A single artifact with no cross-sprint seams skips the contract entirely — one brief, one execute, one check (or just don't use thrifty).

Fix loop (bounded, terminates)

The checker diagnoses (pass / local / execution / brief); the orchestrator decides and counts:

  1. surgical (Sonnet, in place) — ≤ 2
  2. executor redo (fresh Haiku + notes) — ≤ 1
  3. architect replan (revise contract/brief) — ≤ 1
  4. otherwise surface to the human

A regression guard rolls back any fix that breaks a previously-passing criterion.

Design & evidence

The benchmarked architecture and the full cost/quality investigation (including the approaches we tried and rejected) are in eval/RESULTS.md; reproducible scripts + captured data are in experiments/.

Two implementations — use dispatch by default

Recommended: the lean dispatch flow (thrifty-dispatch). It is the benchmarked architecture and the one the ~64% cost claim is measured on. Reach for the subagent substrate only when you specifically need per-unit parallel verification — and know it costs materially more (see why below).

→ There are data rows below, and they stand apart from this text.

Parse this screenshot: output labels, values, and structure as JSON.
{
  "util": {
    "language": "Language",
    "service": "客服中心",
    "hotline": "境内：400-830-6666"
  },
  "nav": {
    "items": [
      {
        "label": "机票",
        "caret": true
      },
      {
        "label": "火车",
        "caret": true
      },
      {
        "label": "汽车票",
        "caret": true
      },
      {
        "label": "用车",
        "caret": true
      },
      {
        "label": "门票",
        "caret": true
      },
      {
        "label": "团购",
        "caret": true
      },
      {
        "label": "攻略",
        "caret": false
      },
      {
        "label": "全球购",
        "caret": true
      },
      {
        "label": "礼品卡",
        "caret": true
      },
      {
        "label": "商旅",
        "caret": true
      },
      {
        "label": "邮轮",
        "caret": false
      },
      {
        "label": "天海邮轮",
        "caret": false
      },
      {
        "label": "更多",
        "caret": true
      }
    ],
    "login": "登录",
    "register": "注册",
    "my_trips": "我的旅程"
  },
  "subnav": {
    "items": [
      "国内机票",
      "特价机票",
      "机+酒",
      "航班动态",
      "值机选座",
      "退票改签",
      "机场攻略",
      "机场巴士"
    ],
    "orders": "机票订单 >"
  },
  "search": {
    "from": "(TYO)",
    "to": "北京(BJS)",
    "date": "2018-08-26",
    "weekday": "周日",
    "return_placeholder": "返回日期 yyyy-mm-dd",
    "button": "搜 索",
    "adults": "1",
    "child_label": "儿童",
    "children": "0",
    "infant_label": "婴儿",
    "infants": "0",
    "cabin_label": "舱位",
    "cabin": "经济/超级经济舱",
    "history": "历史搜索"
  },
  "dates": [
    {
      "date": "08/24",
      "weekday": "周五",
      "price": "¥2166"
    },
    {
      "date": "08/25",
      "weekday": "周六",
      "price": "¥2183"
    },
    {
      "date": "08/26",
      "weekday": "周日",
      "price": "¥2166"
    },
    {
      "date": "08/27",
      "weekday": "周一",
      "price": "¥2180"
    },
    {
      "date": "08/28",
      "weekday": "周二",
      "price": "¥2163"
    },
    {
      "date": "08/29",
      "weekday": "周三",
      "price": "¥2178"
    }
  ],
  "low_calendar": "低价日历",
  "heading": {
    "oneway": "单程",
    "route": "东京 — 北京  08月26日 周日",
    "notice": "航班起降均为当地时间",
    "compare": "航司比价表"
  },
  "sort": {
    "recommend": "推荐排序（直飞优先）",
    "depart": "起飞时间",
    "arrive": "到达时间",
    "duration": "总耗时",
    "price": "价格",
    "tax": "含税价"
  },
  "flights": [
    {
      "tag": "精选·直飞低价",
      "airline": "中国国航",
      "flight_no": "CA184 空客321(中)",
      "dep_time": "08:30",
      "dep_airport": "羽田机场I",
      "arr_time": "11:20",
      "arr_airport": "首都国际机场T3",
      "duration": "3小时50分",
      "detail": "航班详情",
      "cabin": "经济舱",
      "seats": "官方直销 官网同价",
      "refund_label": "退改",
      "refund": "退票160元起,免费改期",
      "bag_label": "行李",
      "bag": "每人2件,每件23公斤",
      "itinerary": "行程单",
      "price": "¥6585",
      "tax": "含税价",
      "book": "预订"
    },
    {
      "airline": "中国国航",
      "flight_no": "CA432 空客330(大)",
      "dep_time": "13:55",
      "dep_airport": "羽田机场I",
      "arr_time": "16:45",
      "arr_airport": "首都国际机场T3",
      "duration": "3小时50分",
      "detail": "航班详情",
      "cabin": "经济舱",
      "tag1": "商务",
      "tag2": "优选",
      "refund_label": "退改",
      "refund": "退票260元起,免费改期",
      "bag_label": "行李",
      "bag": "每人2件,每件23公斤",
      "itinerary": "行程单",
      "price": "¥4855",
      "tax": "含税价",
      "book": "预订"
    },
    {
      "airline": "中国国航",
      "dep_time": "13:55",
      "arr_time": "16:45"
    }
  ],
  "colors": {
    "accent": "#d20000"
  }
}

  • Lean dispatch flow (benchmarked, recommended)thrifty-dispatch: Sonnet writes contract.md + sprints.jsonl, then dispatch.py runs bare claude -p calls that hard-pin every codegen sprint to Haiku (the plan's tier is ignored in code) and write outputs to disk; the orchestrator reads only a tiny manifest. ~64% cheaper than Opus at equal gate quality. This is the architecture diagrammed at the top.

  • Subagent substrate (richer, pricier) — the thrifty-* skills above (Sonnet architect → parallel Haiku executor subagents → Sonnet checker). Reach for it only when you need per-unit parallel verification.

    Why it costs more (structural, not a bug): every subagent spawn carries ~40k of Claude Code harness context, and each subagent's report lands back in the orchestrator's context — which is then re-read every turn, so cost compounds with the number of units. The dispatch flow avoids both (bare calls, outputs to disk, manifest-only reads).

    Executor-tier caveat: unlike dispatch, this path cannot force the executor model in code — it asks the orchestrator to dispatch with model: "haiku", which a runtime may silently ignore (falling back to Sonnet/the default). Verify the actual model each executor ran on before trusting any cost figure — and note a subagent's self-reported model is only a weak signal (a silently-substituted model often still claims to be Haiku); the authoritative check is observed cost/usage. The ledger's savings line is an estimate, not a measurement. (See the "Verify the executor tier" step in thrifty's Step 3.)

Status

v0.1 — benchmarked. The lean dispatch flow is ~64% cheaper than Opus building the same spec, at equal gate quality, across 7 tasks (JS / Python / Go / prose). Evidence: eval/RESULTS.md (main findings + full journey) and experiments/ (reproducible scripts + captured cost data).